The populations of stars belonging to each disk have different velocity distributions. Because the ISOs that they eject share a similar velocity as their parent star relative to the sun, they tend to stick to the same moving groups, but these moving groups criss-cross the sun’s path all the time.
“The sun is essentially running into them,” said Hopkins. This means that we should preferentially expect to see ISOs coming from the “solar apex,” which is the direction of the sun’s motion relative to other nearby stars.
“‘Oumuamua was very close to the solar apex,” Hopkins said. “Borisov was slightly farther away but still quite near [to the solar apex], and that’s where we expect most of them to come from.”
Coming from this direction means that they’ll make their closest approach to the sun, where they are easiest to detect, while they are in the Southern Hemisphere sky — the same sky that the new Vera Rubin Observatory will be surveying. It is expected that Vera Rubin will discover hundreds of new ISOs.
Related: Vera Rubin: The astronomer who brought dark matter to light
Slower ISOs contain less water
The lower an ISO’s relative velocity compared to the sun, the more likely it is that it will fall into the inner solar system where we can detect it; the fast ones will just speed through without necessarily being attracted much by the sun’s gravity. An ISO’s relative velocity is related to the relative velocity of its parent star, which depends significantly on whether that star hails from the thin disk with more heavy elements, or from the thick disk with fewer heavy elements.
“My results show that the velocity of an ISO correlates with its composition, and because of this we can get a handle on the types of star they may have come from,” said Hopkins.
The lower-velocity ISOs (relative to the sun) are expected to come from the thin disk, where stars and their accompanying planetary systems form from gas and dust that contain more heavy elements. The more heavy elements there are in the disk of gas and dust that forms planets and comets, the smaller the fraction of water an ISO will have.
This is because a protoplanetary disk rich in heavier elements contains a lot of carbon, and carbon (as well as iron, magnesium, silicon and sulfur) is adept at plucking up all the free oxygen atoms, two at a time, to form molecules of carbon dioxide. Water can only form from any oxygen atoms that are left over, meaning that ISOs forming within these disks generally possess a lower fraction of water.

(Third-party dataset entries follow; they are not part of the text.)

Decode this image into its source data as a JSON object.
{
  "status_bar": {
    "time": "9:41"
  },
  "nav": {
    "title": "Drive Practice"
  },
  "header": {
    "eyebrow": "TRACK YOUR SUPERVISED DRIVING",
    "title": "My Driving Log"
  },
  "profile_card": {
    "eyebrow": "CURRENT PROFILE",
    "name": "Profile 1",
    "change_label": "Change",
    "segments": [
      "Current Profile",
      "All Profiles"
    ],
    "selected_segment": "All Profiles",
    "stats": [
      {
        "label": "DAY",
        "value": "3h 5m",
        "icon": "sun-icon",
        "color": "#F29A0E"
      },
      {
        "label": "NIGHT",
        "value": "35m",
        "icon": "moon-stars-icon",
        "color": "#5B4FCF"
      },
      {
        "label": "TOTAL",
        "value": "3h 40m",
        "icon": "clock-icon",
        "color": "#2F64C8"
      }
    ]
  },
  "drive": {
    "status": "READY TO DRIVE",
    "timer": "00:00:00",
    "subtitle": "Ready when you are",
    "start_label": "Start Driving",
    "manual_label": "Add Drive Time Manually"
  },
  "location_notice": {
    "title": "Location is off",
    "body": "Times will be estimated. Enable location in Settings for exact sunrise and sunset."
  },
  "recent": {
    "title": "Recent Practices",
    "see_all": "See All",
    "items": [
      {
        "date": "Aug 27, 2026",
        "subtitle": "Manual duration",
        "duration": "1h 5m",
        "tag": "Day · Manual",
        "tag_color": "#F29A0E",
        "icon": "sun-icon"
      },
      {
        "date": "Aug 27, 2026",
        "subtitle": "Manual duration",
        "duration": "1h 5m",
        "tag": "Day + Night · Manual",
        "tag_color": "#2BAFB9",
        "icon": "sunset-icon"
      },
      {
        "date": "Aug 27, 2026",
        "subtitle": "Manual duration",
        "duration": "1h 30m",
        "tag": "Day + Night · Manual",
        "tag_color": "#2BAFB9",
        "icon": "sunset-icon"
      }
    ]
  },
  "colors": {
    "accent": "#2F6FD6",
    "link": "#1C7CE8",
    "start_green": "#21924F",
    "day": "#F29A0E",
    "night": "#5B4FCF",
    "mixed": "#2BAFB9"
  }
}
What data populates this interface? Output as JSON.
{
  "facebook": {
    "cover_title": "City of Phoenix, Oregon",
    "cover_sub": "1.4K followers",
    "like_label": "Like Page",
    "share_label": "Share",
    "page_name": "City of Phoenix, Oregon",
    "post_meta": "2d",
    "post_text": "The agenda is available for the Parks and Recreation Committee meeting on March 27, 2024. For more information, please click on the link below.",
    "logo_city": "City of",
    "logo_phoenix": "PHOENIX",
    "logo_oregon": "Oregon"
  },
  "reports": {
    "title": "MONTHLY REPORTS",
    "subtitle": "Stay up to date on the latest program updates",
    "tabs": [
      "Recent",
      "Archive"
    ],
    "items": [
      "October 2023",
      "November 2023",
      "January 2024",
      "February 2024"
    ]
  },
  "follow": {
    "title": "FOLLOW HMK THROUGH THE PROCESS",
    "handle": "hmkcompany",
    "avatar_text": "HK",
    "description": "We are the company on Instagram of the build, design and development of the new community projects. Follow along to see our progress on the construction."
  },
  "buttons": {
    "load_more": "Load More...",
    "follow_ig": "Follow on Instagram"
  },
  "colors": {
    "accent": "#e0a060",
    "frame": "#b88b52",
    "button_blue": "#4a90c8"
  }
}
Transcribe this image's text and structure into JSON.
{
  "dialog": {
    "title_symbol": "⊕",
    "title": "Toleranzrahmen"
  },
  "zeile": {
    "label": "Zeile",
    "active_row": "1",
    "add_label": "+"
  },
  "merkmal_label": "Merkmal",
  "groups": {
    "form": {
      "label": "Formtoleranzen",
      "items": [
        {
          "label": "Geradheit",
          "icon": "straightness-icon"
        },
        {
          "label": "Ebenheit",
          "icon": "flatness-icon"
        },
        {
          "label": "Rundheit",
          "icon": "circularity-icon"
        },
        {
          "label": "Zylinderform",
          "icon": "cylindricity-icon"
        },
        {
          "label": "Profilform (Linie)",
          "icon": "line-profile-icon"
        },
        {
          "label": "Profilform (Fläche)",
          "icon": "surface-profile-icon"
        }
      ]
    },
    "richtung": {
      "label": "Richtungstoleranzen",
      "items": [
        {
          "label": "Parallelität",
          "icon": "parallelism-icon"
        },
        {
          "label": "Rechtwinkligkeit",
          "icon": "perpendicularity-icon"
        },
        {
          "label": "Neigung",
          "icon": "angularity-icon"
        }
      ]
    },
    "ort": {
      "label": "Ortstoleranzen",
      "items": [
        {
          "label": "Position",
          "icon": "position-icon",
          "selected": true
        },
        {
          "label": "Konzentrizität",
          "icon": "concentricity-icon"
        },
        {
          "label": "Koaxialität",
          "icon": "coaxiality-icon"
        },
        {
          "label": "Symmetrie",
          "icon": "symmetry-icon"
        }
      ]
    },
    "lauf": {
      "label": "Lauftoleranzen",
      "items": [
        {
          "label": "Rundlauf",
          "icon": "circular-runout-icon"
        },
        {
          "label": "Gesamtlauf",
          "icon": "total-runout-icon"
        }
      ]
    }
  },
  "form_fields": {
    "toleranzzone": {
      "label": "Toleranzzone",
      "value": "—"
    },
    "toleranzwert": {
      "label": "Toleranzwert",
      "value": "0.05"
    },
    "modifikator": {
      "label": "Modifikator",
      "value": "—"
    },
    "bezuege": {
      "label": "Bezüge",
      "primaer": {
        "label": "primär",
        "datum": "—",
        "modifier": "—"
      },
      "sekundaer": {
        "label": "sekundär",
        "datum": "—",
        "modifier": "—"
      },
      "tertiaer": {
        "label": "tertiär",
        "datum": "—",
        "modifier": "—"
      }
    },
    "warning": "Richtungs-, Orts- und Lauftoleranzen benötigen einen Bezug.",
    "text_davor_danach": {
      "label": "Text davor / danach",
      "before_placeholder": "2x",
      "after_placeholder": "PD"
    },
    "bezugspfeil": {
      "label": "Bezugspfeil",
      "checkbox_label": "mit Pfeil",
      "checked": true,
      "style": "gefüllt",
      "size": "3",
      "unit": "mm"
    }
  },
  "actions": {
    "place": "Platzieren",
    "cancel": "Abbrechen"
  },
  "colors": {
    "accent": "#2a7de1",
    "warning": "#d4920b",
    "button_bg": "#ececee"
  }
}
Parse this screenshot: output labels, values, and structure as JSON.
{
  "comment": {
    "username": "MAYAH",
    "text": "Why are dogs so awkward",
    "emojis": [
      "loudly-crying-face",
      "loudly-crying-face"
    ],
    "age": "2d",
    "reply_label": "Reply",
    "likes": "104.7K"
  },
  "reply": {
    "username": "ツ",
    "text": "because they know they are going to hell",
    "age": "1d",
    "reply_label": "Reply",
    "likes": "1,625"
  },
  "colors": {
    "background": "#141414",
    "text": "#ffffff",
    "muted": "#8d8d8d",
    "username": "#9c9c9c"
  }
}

Could this lack of water explain why ‘Oumuamua did not display a cometary tail?
“Because it had a lower velocity relative to the sun, it probably did come from a thin disk star with more heavy elements,” said Hopkins. However, he is keen to point out the caveat that we don’t know ‘Oumuamua’s history — it could have lost its water and other volatile elements some other way. Perhaps they were eradicated by cosmic rays while traveling through interstellar space, for example, or by too many close passes to its parent star before it was ejected.
Borisov, on the other hand, was in the middle range for water content based on spectral observations of its tail.
With currently only two examples of ISO, it is difficult to draw too many conclusions. However, once the Vera Rubin Observatory is up and running later this decade, the hundreds of ISOs that it should find will be able to provide a fuller picture of where they are coming from and what their chemical properties are.
“If there’s a bias towards ISOs moving similarly to the sun falling into the inner solar system, then we would expect to see more ISOs from the thin disk,” said Hopkins.
That might mean we’ll see more objects similar to ‘Oumuamua rather than Borisov. Only time will tell how correct that prediction is.